Boats held up in River Thames as floods continue

 

For a sailor it’s the hardest thing in the world to sit on the dockside watching a fair wind or a fair tide go to waste. For us it was the latter: I coveted the passage being made by branches, gas bottles and the ubiquitous trainer as they hurtled eastward on a fast flowing deluge-swelled river under Halfpenny Bridge at Lechlade in Gloucestershire, the head of the navigable River Thames.
But my son Richard, 7, and I had been denied passage by the cautious Environment Agency lock-keeper at St John’s Lock, the highest lock on the River Thames and the first barrier to our proposed passage down to salt water aboard El Fideldo, the smart Drascombe Lugger kindly loaned us by Sarah Black of the RYA’s Green Blue environmental campaign.

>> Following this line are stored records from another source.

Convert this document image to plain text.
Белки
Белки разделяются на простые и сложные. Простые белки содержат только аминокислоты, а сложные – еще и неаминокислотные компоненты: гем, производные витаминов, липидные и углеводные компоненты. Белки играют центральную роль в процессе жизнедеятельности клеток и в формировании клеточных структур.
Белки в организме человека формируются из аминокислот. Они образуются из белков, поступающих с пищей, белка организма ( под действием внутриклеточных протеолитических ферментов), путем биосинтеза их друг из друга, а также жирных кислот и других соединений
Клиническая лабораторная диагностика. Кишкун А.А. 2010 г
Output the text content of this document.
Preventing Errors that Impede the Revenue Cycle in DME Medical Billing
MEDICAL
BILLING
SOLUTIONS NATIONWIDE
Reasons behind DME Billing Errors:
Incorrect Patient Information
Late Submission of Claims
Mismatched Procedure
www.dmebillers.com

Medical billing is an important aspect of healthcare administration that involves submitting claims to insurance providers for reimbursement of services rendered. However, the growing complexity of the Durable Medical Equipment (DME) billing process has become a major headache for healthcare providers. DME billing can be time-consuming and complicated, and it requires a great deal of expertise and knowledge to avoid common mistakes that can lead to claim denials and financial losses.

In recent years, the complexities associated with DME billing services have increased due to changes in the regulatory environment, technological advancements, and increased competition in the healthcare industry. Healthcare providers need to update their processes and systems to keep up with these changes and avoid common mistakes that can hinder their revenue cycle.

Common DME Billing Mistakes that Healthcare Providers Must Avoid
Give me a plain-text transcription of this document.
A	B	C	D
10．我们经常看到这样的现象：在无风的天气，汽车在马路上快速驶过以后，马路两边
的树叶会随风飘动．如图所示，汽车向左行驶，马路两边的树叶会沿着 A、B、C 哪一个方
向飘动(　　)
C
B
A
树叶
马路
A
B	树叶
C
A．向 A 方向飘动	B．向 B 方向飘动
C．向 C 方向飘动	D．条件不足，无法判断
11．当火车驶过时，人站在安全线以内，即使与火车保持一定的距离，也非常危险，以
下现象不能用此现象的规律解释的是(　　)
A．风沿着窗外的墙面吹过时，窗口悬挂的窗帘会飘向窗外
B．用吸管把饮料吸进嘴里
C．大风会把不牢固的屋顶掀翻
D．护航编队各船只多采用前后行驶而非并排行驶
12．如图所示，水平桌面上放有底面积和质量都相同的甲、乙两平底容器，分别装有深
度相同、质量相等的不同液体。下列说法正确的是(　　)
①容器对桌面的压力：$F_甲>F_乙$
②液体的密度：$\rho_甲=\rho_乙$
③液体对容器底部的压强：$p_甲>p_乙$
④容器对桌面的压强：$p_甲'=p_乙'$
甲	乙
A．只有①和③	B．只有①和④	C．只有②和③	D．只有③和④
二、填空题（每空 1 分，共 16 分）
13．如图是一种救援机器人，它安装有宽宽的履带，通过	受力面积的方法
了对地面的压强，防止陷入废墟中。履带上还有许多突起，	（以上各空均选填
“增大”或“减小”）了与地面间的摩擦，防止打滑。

We had planned the voyage to raise the flag for environmental concerns yet so far the only wildlife witnessed by Richard were the pugilistic customers of a riverside tavern, biding their time in booze as they waited for the river water to subside from their homes.
And instead of crystal clear trout filled waters playing around El Fideldo’s 19ft of hull, she has a dirty five o’clock diesel oil shadow around her waterline. Meanwhile I have fended off propane bottles – the rogue containers of the Upper Thames – from her hull. Seven boats have sunk at Riverside Marina, Lechlade: all filled to the brim with last Friday’s downpour.
Richard and I waded along the famous Shelley’s Walk, which runs from St Lawrence Church to St John’s Lock, where the poet wrote his Summer Evening in an English Churchyard in 1815. Never in recent memory has it been under water. We went to check on the red danger boards: we cannot move until they come off the lock gates.
En route a tractor passed carrying a young mum and her new born baby.
People kept looking anxiously to the west and the Cotswold Hills which could tumble more flood water down into the Thames.
On the way back from the lock it started raining again.